Bolter and others expressed skepticism at the idea that the policy will actually deter people from attempting to cross the border. "We want them to get help and seek asylum in the first country they get to".

"This is the latest step in terms of Trump's policies to push Mexico to become a safe third country, and to make a big chunk of the migration flow stay in Mexico permanently and deter them from traveling north", said Raúl Benítez, a professor of global relations at the National Autonomous University of Mexico.

Tens of thousands of migrants and would-be asylum seekers are gathered on the U.S. -Mexico border, the International Organization for Migration (IOM) said.

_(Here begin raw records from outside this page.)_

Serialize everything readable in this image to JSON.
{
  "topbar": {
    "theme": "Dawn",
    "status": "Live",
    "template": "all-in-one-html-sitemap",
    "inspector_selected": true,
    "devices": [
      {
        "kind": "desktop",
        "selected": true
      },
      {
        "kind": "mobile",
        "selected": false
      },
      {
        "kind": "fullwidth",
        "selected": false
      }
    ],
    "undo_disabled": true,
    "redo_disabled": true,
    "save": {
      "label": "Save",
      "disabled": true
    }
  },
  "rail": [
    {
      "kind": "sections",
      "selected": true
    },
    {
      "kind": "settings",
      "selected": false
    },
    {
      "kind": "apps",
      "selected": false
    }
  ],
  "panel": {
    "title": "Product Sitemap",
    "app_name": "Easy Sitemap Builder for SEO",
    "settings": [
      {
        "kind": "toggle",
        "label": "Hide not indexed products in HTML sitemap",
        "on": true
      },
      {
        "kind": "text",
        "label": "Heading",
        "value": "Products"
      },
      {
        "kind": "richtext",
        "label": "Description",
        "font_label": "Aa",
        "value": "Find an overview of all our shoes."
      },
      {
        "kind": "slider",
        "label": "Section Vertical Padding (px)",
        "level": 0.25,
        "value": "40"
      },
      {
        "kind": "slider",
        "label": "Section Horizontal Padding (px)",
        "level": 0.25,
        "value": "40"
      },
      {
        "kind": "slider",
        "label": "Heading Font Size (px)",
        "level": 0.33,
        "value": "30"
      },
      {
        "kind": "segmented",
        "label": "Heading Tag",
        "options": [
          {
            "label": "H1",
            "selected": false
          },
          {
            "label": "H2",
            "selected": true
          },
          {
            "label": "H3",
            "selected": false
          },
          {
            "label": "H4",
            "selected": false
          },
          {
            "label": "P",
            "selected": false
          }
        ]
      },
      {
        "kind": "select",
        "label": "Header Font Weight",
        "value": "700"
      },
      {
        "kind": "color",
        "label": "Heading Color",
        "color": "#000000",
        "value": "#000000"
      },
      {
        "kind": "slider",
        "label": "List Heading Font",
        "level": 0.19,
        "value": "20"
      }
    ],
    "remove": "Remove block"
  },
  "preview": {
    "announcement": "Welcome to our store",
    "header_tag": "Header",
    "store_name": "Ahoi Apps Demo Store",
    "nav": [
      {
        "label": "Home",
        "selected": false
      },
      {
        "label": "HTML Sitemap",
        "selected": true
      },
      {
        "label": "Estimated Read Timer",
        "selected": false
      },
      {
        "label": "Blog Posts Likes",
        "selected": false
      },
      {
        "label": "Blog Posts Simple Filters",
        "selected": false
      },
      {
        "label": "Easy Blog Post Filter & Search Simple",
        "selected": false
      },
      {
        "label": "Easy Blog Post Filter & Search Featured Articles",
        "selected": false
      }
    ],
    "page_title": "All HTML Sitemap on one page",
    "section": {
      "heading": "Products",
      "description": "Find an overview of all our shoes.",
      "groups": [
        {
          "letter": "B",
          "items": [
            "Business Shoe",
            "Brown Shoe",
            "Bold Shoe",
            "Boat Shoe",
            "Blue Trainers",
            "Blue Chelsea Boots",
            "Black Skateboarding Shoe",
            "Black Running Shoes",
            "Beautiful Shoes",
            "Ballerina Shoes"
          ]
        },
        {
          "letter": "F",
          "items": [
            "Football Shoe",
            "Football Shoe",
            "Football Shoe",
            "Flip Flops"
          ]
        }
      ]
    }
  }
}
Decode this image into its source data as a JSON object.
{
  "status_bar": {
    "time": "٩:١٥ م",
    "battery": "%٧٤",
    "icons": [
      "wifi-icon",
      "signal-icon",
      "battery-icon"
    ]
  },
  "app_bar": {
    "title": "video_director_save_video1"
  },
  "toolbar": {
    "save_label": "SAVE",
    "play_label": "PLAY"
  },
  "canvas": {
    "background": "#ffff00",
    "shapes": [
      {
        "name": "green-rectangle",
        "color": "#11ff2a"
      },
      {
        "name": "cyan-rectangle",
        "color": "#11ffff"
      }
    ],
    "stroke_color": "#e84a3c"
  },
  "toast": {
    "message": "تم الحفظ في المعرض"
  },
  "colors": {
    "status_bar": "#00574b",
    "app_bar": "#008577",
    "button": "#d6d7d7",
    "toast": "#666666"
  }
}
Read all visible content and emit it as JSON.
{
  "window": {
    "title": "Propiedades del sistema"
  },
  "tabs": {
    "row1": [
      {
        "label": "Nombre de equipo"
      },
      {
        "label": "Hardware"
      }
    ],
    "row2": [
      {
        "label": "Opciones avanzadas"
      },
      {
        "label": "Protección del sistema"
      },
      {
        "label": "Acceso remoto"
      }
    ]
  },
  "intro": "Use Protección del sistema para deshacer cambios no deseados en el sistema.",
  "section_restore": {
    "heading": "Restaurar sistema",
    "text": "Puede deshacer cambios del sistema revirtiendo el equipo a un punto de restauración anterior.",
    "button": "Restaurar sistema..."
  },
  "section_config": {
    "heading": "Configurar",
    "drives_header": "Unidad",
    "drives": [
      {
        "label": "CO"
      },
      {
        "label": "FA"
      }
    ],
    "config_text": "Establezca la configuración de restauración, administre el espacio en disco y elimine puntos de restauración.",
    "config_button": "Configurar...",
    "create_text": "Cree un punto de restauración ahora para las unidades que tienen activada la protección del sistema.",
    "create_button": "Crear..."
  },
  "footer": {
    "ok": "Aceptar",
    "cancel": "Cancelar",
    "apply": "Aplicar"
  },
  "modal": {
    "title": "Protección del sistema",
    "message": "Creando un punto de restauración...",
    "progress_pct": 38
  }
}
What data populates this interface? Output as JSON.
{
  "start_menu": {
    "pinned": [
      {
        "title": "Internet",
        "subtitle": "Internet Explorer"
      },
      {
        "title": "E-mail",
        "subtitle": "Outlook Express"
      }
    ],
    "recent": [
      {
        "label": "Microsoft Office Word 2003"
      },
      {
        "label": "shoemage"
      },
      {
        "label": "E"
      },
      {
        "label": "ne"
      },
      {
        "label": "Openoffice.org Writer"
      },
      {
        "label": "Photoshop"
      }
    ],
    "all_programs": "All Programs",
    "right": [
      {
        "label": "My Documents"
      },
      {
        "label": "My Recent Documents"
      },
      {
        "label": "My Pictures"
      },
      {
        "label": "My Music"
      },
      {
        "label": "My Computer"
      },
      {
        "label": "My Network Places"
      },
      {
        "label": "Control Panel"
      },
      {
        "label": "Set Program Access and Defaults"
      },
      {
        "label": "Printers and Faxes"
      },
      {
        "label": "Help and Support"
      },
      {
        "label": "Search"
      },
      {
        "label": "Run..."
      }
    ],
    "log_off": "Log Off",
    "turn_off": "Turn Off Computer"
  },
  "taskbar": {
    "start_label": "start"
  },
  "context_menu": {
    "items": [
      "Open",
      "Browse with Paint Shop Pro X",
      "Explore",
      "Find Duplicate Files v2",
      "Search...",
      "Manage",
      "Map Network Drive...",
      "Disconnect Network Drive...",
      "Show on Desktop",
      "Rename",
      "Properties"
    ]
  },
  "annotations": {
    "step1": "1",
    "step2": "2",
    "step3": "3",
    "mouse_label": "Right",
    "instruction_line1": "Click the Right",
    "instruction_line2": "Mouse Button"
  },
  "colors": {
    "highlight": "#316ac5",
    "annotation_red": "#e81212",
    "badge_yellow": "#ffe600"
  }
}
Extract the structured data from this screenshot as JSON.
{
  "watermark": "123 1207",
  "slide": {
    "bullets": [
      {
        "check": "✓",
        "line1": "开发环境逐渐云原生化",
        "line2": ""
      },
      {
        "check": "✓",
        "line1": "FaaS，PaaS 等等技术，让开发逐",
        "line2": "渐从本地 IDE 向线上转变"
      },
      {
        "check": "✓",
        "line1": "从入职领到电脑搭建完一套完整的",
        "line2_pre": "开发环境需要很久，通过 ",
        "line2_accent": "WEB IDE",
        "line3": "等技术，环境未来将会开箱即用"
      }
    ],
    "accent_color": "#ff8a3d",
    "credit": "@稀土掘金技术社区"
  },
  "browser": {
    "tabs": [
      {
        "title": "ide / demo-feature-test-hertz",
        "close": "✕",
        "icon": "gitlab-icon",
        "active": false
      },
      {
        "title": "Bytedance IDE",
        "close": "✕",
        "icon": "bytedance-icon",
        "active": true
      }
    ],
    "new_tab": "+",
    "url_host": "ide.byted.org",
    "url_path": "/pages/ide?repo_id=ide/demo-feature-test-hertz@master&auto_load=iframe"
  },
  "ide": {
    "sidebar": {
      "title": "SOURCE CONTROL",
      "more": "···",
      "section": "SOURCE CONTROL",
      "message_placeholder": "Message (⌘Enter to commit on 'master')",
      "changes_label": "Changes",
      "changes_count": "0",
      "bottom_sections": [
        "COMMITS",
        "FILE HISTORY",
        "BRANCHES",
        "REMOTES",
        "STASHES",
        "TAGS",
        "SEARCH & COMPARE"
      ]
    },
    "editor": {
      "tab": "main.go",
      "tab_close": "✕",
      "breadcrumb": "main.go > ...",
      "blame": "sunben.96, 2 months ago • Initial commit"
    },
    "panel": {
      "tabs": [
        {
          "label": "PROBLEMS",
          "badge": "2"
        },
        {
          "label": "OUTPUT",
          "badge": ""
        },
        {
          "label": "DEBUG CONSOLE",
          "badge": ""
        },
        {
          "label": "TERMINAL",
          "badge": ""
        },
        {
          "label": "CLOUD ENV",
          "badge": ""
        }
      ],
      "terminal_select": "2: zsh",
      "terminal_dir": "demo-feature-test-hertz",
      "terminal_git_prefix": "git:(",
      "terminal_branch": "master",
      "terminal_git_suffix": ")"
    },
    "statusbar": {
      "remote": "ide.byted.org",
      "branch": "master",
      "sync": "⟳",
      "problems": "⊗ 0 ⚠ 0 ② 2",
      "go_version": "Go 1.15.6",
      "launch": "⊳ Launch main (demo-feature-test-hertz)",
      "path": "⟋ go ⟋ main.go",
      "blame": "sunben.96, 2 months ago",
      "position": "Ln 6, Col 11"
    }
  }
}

The administration said the rule screens out asylum claims that are unlikely to succeed and "deters aliens without a genuine need for asylum from making the arduous and potentially risky journey from Central America to the United States".

But the policy is already scheduled to be back in court on December 2, Bolter said, when the 9th Circuit will hear "the government's appeal of the district court's original preliminary injunction".

In an order issued on Wednesday night, the court gave the Trump administration policy the green light to turn away those asylum seekers who have passed through a third country before reaching the southern border.